President Joe Biden spoke for over half an hour at a fundraising event in The Colony Thursday afternoon. He touted the accomplishments of his first term in office to make the case for a second, and he took questions from the audience.
Attendees KPCW spoke with said the president seemed optimistic about the United States’ future.
“The President struck me as a very hopeful person,” said Diego Zegarra, Park City Community Foundation Vice President of Equity and Impact. “He talked a little bit about how, if we were to come together, we could accomplish anything.”
Parkite Jill Sheinberg and her daughter Annabel were also in the crowd. They said Biden said the country is in a moment where change is truly possible and a chance like that only comes around once every six generations.
“It was great to hear him recap his accomplishments, and it made the case very well for him to have an additional term,” Annabel Sheinberg said.
Jill Sheinberg said Biden seemed “vigorous.” Although he was running late, she said it seemed like everyone who paid to meet the president got their chance, and he took questions from the audience after making his speech.
All in all, the president’s program ran just under an hour.
His hosts were Nancy and Mark Gilbert, who is the former ambassador to New Zealand and Samoa, and Kristi and John Cumming, who founded POWDR, the company that owns Woodward, Snowbird and formerly Park City Mountain.
The event was at the Gilberts’ home in The Colony. About 150 people were there, according to the attendees KPCW spoke with, who complimented the hosts.
Jill Sheinberg said Nancy Gilbert in particular had some great stories to keep the crowd entertained while the president was en route.
“She should be given some kind of show of her own,” Jill said.
Biden spoke earlier that morning at the Department of Veteran Affairs Medical Center in Salt Lake City to mark the first anniversary of the PACT Act, which expanded care for veterans exposed to toxic substances.
Former Summit County Councilmember and Democratic congressional candidate Glenn Wright attended. He said the president took his time meeting everyone at the VA.
“I was one of probably 100 people trying to shake his hand and get a little bit of time with him,” Wright said.
A veteran at the medical center told KPCW there were mostly politicians in the room with Biden, while they and other veterans waited in the lobby.
“This really feels rude at best,” they wrote. “While I love you Dems and all you do, you should have advised his team to have it mostly veterans.”
Wright, a Vietnam War Air Force veteran himself, said the woman who introduced the president’s speech was an Army sergeant deployed to Iraq in 2019. She had been exposed to burn pits, a method of waste disposal on military bases.
“Just last year, [she] was diagnosed with kidney cancer, which is one of the indicative diseases,” Wright said.

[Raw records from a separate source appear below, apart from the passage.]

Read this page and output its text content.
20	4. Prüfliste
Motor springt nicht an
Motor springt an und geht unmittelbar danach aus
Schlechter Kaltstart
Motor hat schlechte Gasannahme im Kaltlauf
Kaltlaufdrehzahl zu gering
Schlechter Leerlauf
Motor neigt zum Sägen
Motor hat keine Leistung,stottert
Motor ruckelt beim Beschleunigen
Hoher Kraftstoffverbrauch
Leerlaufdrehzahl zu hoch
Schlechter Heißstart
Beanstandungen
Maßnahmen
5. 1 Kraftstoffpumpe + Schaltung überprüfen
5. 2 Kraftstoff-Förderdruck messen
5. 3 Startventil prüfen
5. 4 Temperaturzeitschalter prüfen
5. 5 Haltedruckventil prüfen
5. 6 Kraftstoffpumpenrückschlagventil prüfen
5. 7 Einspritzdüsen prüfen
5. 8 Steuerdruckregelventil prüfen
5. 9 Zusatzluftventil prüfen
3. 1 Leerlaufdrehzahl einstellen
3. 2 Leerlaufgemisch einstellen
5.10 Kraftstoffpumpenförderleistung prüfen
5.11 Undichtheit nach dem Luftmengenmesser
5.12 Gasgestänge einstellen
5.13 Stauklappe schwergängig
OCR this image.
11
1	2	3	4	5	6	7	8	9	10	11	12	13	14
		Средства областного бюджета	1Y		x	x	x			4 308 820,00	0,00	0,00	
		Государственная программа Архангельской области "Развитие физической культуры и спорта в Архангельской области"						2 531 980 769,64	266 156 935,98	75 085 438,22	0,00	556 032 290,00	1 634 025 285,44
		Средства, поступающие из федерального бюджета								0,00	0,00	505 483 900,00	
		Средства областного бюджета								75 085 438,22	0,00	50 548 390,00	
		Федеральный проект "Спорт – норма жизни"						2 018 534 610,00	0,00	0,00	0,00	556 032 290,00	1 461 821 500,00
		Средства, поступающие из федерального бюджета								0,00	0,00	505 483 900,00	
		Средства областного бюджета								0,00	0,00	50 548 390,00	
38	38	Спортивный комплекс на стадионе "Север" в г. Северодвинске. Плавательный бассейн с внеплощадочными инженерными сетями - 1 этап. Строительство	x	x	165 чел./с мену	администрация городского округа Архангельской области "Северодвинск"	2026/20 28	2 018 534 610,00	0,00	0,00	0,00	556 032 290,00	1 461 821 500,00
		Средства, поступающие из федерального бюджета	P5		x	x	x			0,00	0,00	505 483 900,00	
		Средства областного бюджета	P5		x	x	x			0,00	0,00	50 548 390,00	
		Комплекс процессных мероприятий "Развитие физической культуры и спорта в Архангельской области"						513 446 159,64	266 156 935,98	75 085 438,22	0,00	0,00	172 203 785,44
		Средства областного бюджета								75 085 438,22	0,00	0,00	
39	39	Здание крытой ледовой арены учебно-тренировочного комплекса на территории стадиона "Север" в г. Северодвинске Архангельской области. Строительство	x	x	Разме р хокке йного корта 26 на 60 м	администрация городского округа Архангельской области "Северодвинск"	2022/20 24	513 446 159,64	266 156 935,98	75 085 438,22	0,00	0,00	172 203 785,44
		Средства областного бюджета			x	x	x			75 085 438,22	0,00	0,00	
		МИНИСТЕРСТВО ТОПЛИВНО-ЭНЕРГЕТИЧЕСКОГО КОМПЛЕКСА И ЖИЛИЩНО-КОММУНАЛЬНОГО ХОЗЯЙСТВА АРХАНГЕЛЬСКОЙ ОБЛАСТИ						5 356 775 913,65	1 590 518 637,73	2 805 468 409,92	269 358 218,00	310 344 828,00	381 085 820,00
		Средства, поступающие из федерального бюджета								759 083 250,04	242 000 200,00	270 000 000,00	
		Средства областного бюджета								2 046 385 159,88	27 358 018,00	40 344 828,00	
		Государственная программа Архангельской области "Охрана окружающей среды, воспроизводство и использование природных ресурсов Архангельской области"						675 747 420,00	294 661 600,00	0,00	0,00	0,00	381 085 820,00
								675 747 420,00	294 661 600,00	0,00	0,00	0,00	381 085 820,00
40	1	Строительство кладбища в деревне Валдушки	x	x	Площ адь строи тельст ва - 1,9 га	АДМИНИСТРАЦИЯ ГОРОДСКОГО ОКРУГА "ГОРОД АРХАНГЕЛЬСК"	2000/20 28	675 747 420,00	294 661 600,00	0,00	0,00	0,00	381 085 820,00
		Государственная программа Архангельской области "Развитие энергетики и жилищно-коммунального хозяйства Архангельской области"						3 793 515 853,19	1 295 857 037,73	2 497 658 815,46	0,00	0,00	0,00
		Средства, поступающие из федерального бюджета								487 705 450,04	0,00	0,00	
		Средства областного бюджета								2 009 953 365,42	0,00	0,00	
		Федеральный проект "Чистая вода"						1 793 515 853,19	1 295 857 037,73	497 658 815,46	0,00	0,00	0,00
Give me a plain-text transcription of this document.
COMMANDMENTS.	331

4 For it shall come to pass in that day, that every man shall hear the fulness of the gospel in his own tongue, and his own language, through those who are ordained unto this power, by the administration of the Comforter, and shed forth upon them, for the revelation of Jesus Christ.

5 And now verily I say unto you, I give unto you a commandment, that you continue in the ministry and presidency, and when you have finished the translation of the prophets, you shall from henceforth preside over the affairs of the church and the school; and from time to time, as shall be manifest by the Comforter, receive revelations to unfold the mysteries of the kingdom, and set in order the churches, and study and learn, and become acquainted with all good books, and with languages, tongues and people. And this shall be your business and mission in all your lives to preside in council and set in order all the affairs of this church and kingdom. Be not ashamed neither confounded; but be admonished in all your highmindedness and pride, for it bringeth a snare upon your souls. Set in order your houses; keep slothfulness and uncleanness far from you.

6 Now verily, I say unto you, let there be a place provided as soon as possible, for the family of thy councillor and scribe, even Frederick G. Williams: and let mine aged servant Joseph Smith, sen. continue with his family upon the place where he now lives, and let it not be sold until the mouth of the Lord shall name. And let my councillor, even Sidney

Authorities closed lanes on Interstate 80 shortly after noon to prepare for the motorcade to climb Parleys Canyon. The president left the VA closer to 1 p.m.
Traffic backed up significantly around the Snyderville Basin. Both I-80 and state Route 224 closed while the motorcade came and went.
The motorcade drove back down the canyon at around 3:45 p.m.
“The short amount of time that he was here, I think everything went well,” said Summit County Sheriff’s Office Chief Deputy Kacey Bates.
“There was a lot of coordination between a lot of different departments, and I think everything went really smoothly.”
Hours before Biden landed in Utah Wednesday, FBI agents served arrest and search warrants on a Provo man, whom they shot and killed. The suspect allegedly had posted direct threats on the president’s life to Facebook earlier in the week.
Biden left Utah Thursday afternoon on Air Force One to return to Washington, D.C.